Bernard P. Provencher LeVautour said...

Those are all great examples. That's definitely along the lines of what I'm talking about.

(just a point of confusion/ correction... Christian is the last commentor who posted under the name "Dyer" that posted the link asserting that post.mod is dead... not the author of this blog. Is "post.mod is dead" the way of thinking you're coming around to, or the critical stance in the original blog-post?)

Anonymous said...

Yes sorry I meant I've come round to the blog writers view that Gaga is different. And of course Post-modernism may be dead as the dominant philosophical and cultural force, and yet still be relevant in this context. What I would like to know is where is this heading? What if anything is the plan? The stated aim 'changing pop culture one sequin at a time' suggests an attempt to make the art-fashion collective the dominant force in pop culture. How far could this succeed? Is it bound to end in audience alienation, corporate co-option etc.? Is Gaga to be a victim of her own construct? Gaga seems to be taking over, Stefani a thing of the past. Gaga is not, it would seem a Borat or a Bruno, that is easily shed. She seems to have said 'Gaga shall be the meaning of my life'.

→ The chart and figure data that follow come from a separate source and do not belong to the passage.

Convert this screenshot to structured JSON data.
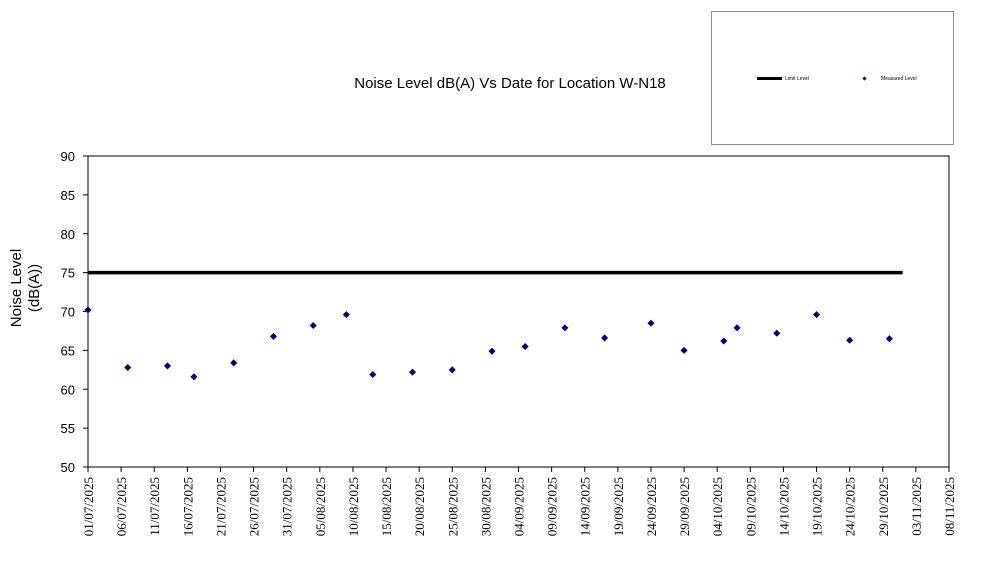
{
  "chart_data": {
    "type": "scatter",
    "title": "Noise Level dB(A) Vs Date for Location W-N18",
    "ylabel_line1": "Noise Level",
    "ylabel_line2": "(dB(A))",
    "xlabel": "",
    "ylim": [
      50,
      90
    ],
    "yticks": [
      "50",
      "55",
      "60",
      "65",
      "70",
      "75",
      "80",
      "85",
      "90"
    ],
    "xlim": [
      "2025-07-01",
      "2025-11-08"
    ],
    "xticks": [
      "01/07/2025",
      "06/07/2025",
      "11/07/2025",
      "16/07/2025",
      "21/07/2025",
      "26/07/2025",
      "31/07/2025",
      "05/08/2025",
      "10/08/2025",
      "15/08/2025",
      "20/08/2025",
      "25/08/2025",
      "30/08/2025",
      "04/09/2025",
      "09/09/2025",
      "14/09/2025",
      "19/09/2025",
      "24/09/2025",
      "29/09/2025",
      "04/10/2025",
      "09/10/2025",
      "14/10/2025",
      "19/10/2025",
      "24/10/2025",
      "29/10/2025",
      "03/11/2025",
      "08/11/2025"
    ],
    "legend_position": "top-right",
    "grid": false,
    "series": [
      {
        "name": "Limit Level",
        "kind": "line",
        "color": "#000000",
        "points": [
          [
            "2025-07-01",
            75
          ],
          [
            "2025-11-01",
            75
          ]
        ]
      },
      {
        "name": "Measured Level",
        "kind": "marker",
        "color": "#00007f",
        "points": [
          [
            "2025-07-01",
            70.2
          ],
          [
            "2025-07-07",
            62.8
          ],
          [
            "2025-07-13",
            63.0
          ],
          [
            "2025-07-17",
            61.6
          ],
          [
            "2025-07-23",
            63.4
          ],
          [
            "2025-07-29",
            66.8
          ],
          [
            "2025-08-04",
            68.2
          ],
          [
            "2025-08-09",
            69.6
          ],
          [
            "2025-08-13",
            61.9
          ],
          [
            "2025-08-19",
            62.2
          ],
          [
            "2025-08-25",
            62.5
          ],
          [
            "2025-08-31",
            64.9
          ],
          [
            "2025-09-05",
            65.5
          ],
          [
            "2025-09-11",
            67.9
          ],
          [
            "2025-09-17",
            66.6
          ],
          [
            "2025-09-24",
            68.5
          ],
          [
            "2025-09-29",
            65.0
          ],
          [
            "2025-10-05",
            66.2
          ],
          [
            "2025-10-07",
            67.9
          ],
          [
            "2025-10-13",
            67.2
          ],
          [
            "2025-10-19",
            69.6
          ],
          [
            "2025-10-24",
            66.3
          ],
          [
            "2025-10-30",
            66.5
          ]
        ]
      }
    ]
  }
}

Bernard P. Provencher LeVautour said...

EXACTLY.

I think you hit the nail on the head about the relevance of post-modernism (or whatever comes next, which I'm very leery about jumping on Kirby's "pseudo-modernism" bandwagon from the linked article) in ART and IDEAS(as OPPOSED to pop-culture, and the interesting ways that those things are now becoming intersected.... as I was trying to scratch the surface of with the GaGa piece...)

I plan to continue to address my thoughts on this in the next couple of entries, so please stay tuned and keep weighing in.

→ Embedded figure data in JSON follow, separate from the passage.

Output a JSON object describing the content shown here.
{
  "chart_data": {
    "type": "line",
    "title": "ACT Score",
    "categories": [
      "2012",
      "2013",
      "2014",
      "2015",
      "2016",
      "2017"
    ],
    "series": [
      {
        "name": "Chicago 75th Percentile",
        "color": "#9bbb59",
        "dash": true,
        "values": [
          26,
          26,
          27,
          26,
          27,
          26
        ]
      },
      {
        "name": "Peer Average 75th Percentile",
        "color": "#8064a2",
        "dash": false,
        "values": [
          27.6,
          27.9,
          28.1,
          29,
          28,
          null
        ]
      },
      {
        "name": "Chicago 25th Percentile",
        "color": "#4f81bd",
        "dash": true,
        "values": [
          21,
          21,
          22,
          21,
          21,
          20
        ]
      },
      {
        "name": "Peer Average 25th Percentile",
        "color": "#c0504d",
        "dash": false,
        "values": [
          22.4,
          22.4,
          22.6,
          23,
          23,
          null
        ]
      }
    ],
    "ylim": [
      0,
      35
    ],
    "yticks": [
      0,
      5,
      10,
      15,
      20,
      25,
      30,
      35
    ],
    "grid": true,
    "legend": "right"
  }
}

As for what the end-game is... I tend to think that for GaGa (and allot of other hybrid-conceptualists) the point being made by way of the construction may very well BE the end-game... and the further they go to become the concept they're intending to express, the more thoroughly the point is made (whether or not anyone is paying attention... which could be part of the point itself.

Anonymous said...

Yes one can perhaps argue that a lot of the most interesting artistic outcomes are a result of the ‘intersections’ of various movements and contexts. I was forcefully reminded recently just how peculiar a mix T.S Eliot was i.e. the quintessential modern poet of the 20th Century, who was also an Anglo-Catholic royalist! But then again a devotee of all things modern like the Futurist Marinetti, couldn’t have written an hymn to alienation like ‘The Wasteland’, and of course ironically it is perhaps alienation from the modern that is modernism defining characteristic.

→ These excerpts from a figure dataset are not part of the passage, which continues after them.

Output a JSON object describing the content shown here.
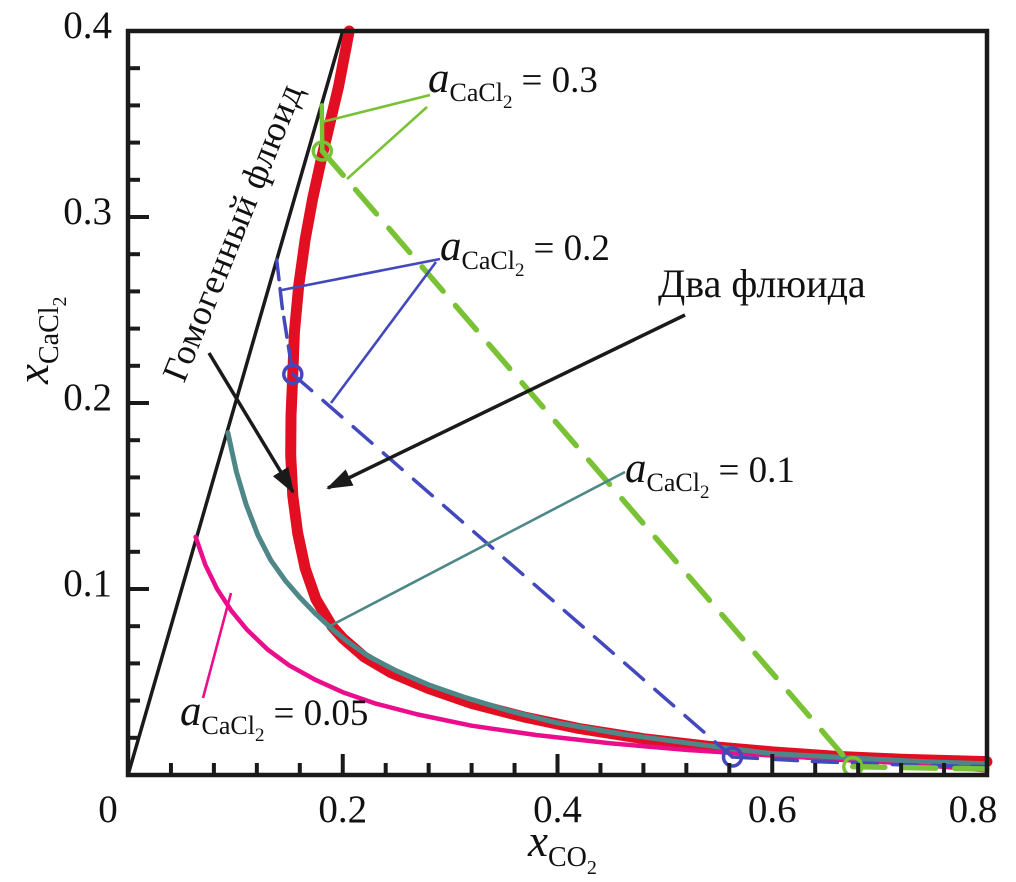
{
  "chart_data": {
    "type": "line",
    "title": "",
    "xlabel": "x_CO2",
    "ylabel": "x_CaCl2",
    "xlim": [
      0,
      0.8
    ],
    "ylim": [
      0,
      0.4
    ],
    "grid": false,
    "legend": "none",
    "x_tick_labels": [
      {
        "label": "0",
        "value": 0
      },
      {
        "label": "0.2",
        "value": 0.2
      },
      {
        "label": "0.4",
        "value": 0.4
      },
      {
        "label": "0.6",
        "value": 0.6
      },
      {
        "label": "0.8",
        "value": 0.8
      }
    ],
    "y_tick_labels": [
      {
        "label": "0.1",
        "value": 0.1
      },
      {
        "label": "0.2",
        "value": 0.2
      },
      {
        "label": "0.3",
        "value": 0.3
      },
      {
        "label": "0.4",
        "value": 0.4
      }
    ],
    "x_minor_step": 0.04,
    "y_minor_step": 0.02,
    "colors": {
      "black": "#1a1a1a",
      "red": "#e10f21",
      "teal": "#4e8787",
      "pink": "#ea0d8c",
      "blue": "#4348bd",
      "green": "#79c235"
    },
    "series": [
      {
        "name": "saturation-boundary",
        "color_key": "black",
        "style": "solid",
        "width": 3.5,
        "points": [
          [
            0,
            0
          ],
          [
            0.2,
            0.4
          ]
        ]
      },
      {
        "name": "solvus-two-fluid-boundary",
        "color_key": "red",
        "style": "solid",
        "width": 11,
        "points": [
          [
            0.206,
            0.4
          ],
          [
            0.196,
            0.37
          ],
          [
            0.187,
            0.348
          ],
          [
            0.18,
            0.331
          ],
          [
            0.172,
            0.31
          ],
          [
            0.165,
            0.288
          ],
          [
            0.159,
            0.263
          ],
          [
            0.155,
            0.238
          ],
          [
            0.1535,
            0.2155
          ],
          [
            0.1518,
            0.193
          ],
          [
            0.1515,
            0.172
          ],
          [
            0.1535,
            0.15
          ],
          [
            0.158,
            0.13
          ],
          [
            0.165,
            0.111
          ],
          [
            0.175,
            0.0945
          ],
          [
            0.19,
            0.08
          ],
          [
            0.2,
            0.0735
          ],
          [
            0.22,
            0.0635
          ],
          [
            0.245,
            0.055
          ],
          [
            0.28,
            0.0465
          ],
          [
            0.32,
            0.0385
          ],
          [
            0.37,
            0.031
          ],
          [
            0.42,
            0.025
          ],
          [
            0.48,
            0.0195
          ],
          [
            0.54,
            0.0155
          ],
          [
            0.6,
            0.0125
          ],
          [
            0.66,
            0.01
          ],
          [
            0.72,
            0.0085
          ],
          [
            0.8,
            0.0072
          ]
        ]
      },
      {
        "name": "activity-contour-0.05",
        "color_key": "pink",
        "style": "solid",
        "width": 4.5,
        "points": [
          [
            0.063,
            0.128
          ],
          [
            0.072,
            0.113
          ],
          [
            0.083,
            0.1
          ],
          [
            0.096,
            0.0885
          ],
          [
            0.111,
            0.078
          ],
          [
            0.13,
            0.0675
          ],
          [
            0.15,
            0.059
          ],
          [
            0.175,
            0.051
          ],
          [
            0.2,
            0.0445
          ],
          [
            0.23,
            0.0385
          ],
          [
            0.27,
            0.0325
          ],
          [
            0.32,
            0.0265
          ],
          [
            0.38,
            0.0215
          ],
          [
            0.45,
            0.017
          ],
          [
            0.52,
            0.0135
          ],
          [
            0.6,
            0.0105
          ],
          [
            0.7,
            0.0072
          ],
          [
            0.8,
            0.0025
          ]
        ]
      },
      {
        "name": "activity-contour-0.1",
        "color_key": "teal",
        "style": "solid",
        "width": 5,
        "points": [
          [
            0.093,
            0.184
          ],
          [
            0.101,
            0.163
          ],
          [
            0.11,
            0.1455
          ],
          [
            0.121,
            0.129
          ],
          [
            0.133,
            0.1155
          ],
          [
            0.1465,
            0.1045
          ],
          [
            0.16,
            0.0955
          ],
          [
            0.175,
            0.0865
          ],
          [
            0.19,
            0.0785
          ],
          [
            0.205,
            0.0715
          ],
          [
            0.225,
            0.0635
          ],
          [
            0.25,
            0.056
          ],
          [
            0.28,
            0.0485
          ],
          [
            0.315,
            0.0415
          ],
          [
            0.355,
            0.0345
          ],
          [
            0.4,
            0.028
          ],
          [
            0.46,
            0.022
          ],
          [
            0.53,
            0.0165
          ],
          [
            0.6,
            0.0115
          ],
          [
            0.68,
            0.009
          ],
          [
            0.74,
            0.0072
          ],
          [
            0.8,
            0.006
          ]
        ]
      },
      {
        "name": "activity-contour-0.2-upper",
        "color_key": "blue",
        "style": "dashed",
        "width": 3.5,
        "dash": "20 9",
        "points": [
          [
            0.1385,
            0.277
          ],
          [
            0.1435,
            0.252
          ],
          [
            0.1485,
            0.2335
          ],
          [
            0.1535,
            0.2155
          ]
        ]
      },
      {
        "name": "activity-contour-0.2-tie-line",
        "color_key": "blue",
        "style": "dashed",
        "width": 3.5,
        "dash": "25 15",
        "points": [
          [
            0.1535,
            0.2155
          ],
          [
            0.563,
            0.0097
          ]
        ]
      },
      {
        "name": "activity-contour-0.2-lower",
        "color_key": "blue",
        "style": "dashed",
        "width": 3.5,
        "dash": "25 15",
        "points": [
          [
            0.563,
            0.0097
          ],
          [
            0.64,
            0.0072
          ],
          [
            0.72,
            0.0055
          ],
          [
            0.8,
            0.0045
          ]
        ]
      },
      {
        "name": "activity-contour-0.3-upper",
        "color_key": "green",
        "style": "solid",
        "width": 4.5,
        "points": [
          [
            0.1805,
            0.36
          ],
          [
            0.181,
            0.3355
          ]
        ]
      },
      {
        "name": "activity-contour-0.3-tie-line",
        "color_key": "green",
        "style": "dashed",
        "width": 5.5,
        "dash": "32 19",
        "points": [
          [
            0.181,
            0.3355
          ],
          [
            0.675,
            0.0045
          ]
        ]
      },
      {
        "name": "activity-contour-0.3-lower",
        "color_key": "green",
        "style": "dashed",
        "width": 5.5,
        "dash": "32 19",
        "points": [
          [
            0.675,
            0.0045
          ],
          [
            0.74,
            0.0038
          ],
          [
            0.8,
            0.0032
          ]
        ]
      }
    ],
    "markers": [
      {
        "name": "two-fluid-point-a0.3-left",
        "color_key": "green",
        "x": 0.181,
        "y": 0.3355
      },
      {
        "name": "two-fluid-point-a0.3-right",
        "color_key": "green",
        "x": 0.675,
        "y": 0.0045
      },
      {
        "name": "two-fluid-point-a0.2-left",
        "color_key": "blue",
        "x": 0.1535,
        "y": 0.2155
      },
      {
        "name": "two-fluid-point-a0.2-right",
        "color_key": "blue",
        "x": 0.563,
        "y": 0.0097
      }
    ],
    "axis_titles": {
      "x": {
        "var": "x",
        "sub": "CO",
        "subsub": "2"
      },
      "y": {
        "var": "x",
        "sub": "CaCl",
        "subsub": "2"
      }
    },
    "annotations": {
      "homogeneous_fluid": "Гомогенный флюид",
      "two_fluids": "Два флюида",
      "a03": {
        "var": "a",
        "sub": "CaCl",
        "subsub": "2",
        "eq": "= 0.3"
      },
      "a02": {
        "var": "a",
        "sub": "CaCl",
        "subsub": "2",
        "eq": "= 0.2"
      },
      "a01": {
        "var": "a",
        "sub": "CaCl",
        "subsub": "2",
        "eq": "= 0.1"
      },
      "a005": {
        "var": "a",
        "sub": "CaCl",
        "subsub": "2",
        "eq": "= 0.05"
      }
    }
  }
}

The other aspect of the GaGa construct that I find interesting is that it appears to be two constructs not one. Have you noticed the solo acoustic versions of most of the key songs from ‘The Fame’? What a difference! A more elegantly dressed version of GaGa pounds out a musical tour de force more reminiscent of ‘Caberet’ than ‘Disco Inferno’. This brings admiring plaudits from the likes of BBC Breakfast’s starchy middle England presenters – ‘much better, shows off your musicality’, ‘oh you write your own songs’, ‘you’ve played the piano since you were four’ etc. Does this alternative identity fit with your analysis, or is it something else entirely different?

Bernard P. Provencher LeVautour said...

The T.S. Eliot comparison is an interesting one that I hadn't thought of. I definitely do tend to think that, in general, we are in that sort of crux/ transition period... where, if this is still the "post-modern-era," whatever comes from it will be labeled "late-post-mod" or "pre-{whatever's next}" or something... and that the products of this time-period (or at least a very select and deliberate subset of them) will be considered to be the catalysts for the changing-of-the-gaurd...

I haven't seen the acoustic versions. I'll have to check that out, thanks.

By a blind guess, I would venture to say... those sets could be part of the jest, a bit of a toying with her own identity construction... a rub in the nose of the people who STILL won't take her seriously as an artist, merely BECAUSE of the "pop-star" identity that she's created...

I think she's taunting us to catch her in her stunt.